Callaghan Innovation chief executive Stefan Korn said the grants were paid out on a reimbursement basis, so the companies had already spent the funds on research and development (R&D) before they were reimbursed from Callaghan Innovation.
Callaghan Innovation's core purpose was to support and promote the development of early stage, high-risk and R&D-intensive businesses.
“By definition this means that quite a few of these companies will fail and others will go on to create the high-wage, low-emissions jobs Aotearoa New Zealand needs,” Korn said.
“This is not a failure of the programme, but the reason it exists, and the benefits of this use of funds far outweighs the risks.”
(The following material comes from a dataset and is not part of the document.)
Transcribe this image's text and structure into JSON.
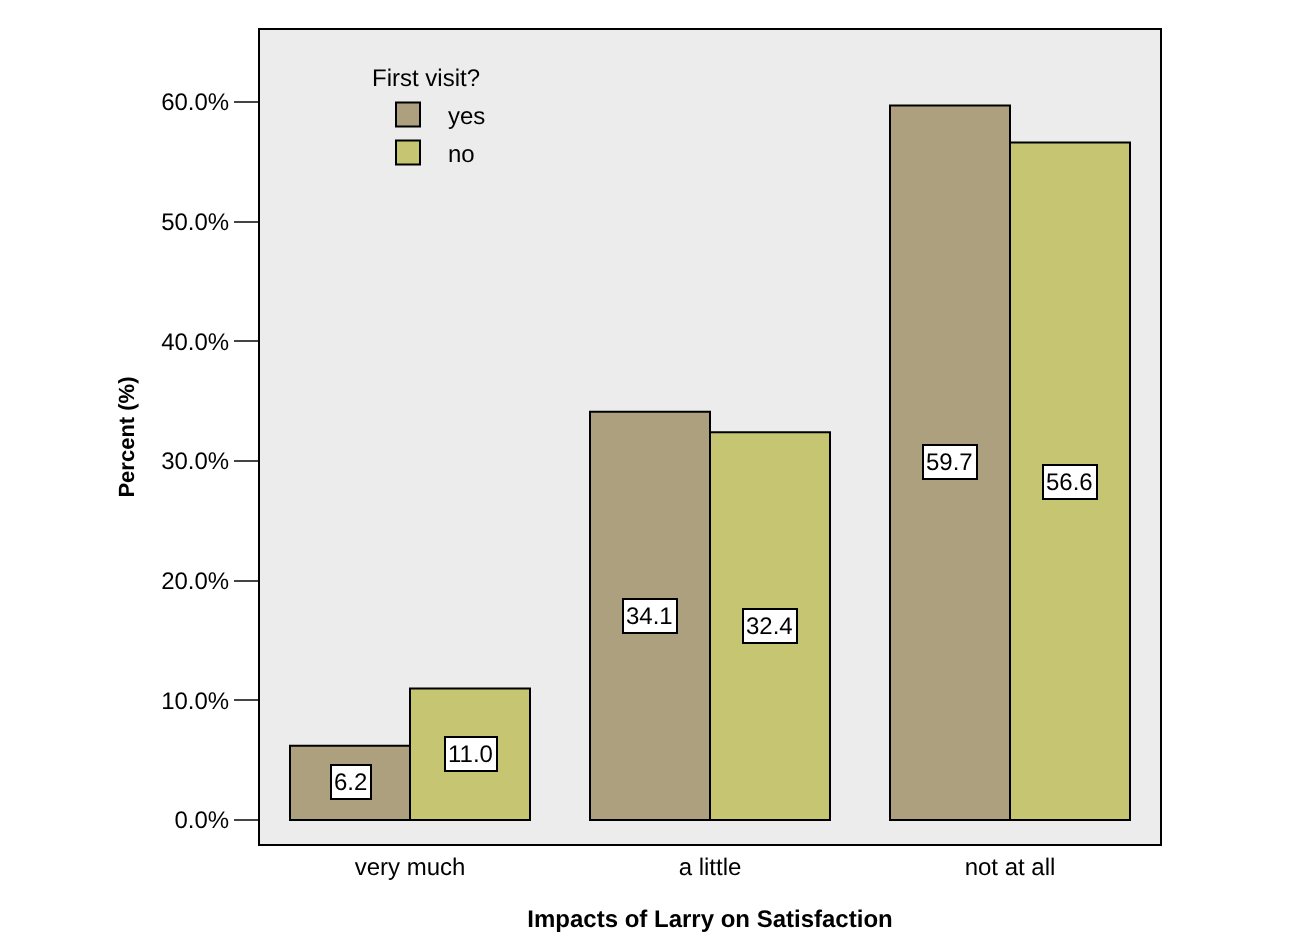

Recovering grant money from companies going into liquidation was dependent on the insolvency practitioners’ efforts to realise the assets of the company, he said.
“If enough money is recovered to make payments to unsecured creditors, Callaghan Innovation will receive its appropriate share.”
But ACT spokesperson James McDowall said it was a waste of taxpayer money.
“A successful economy is one in which resources flow to their most valuable uses. Taxing successful businesses and giving it to unsuccessful businesses only makes us poorer,” he said.
He said the schemes and grants represented attempts by ministers to “pick winners”, but instead undermined market incentives and glamourised projects over those which could “generate real economic growth”.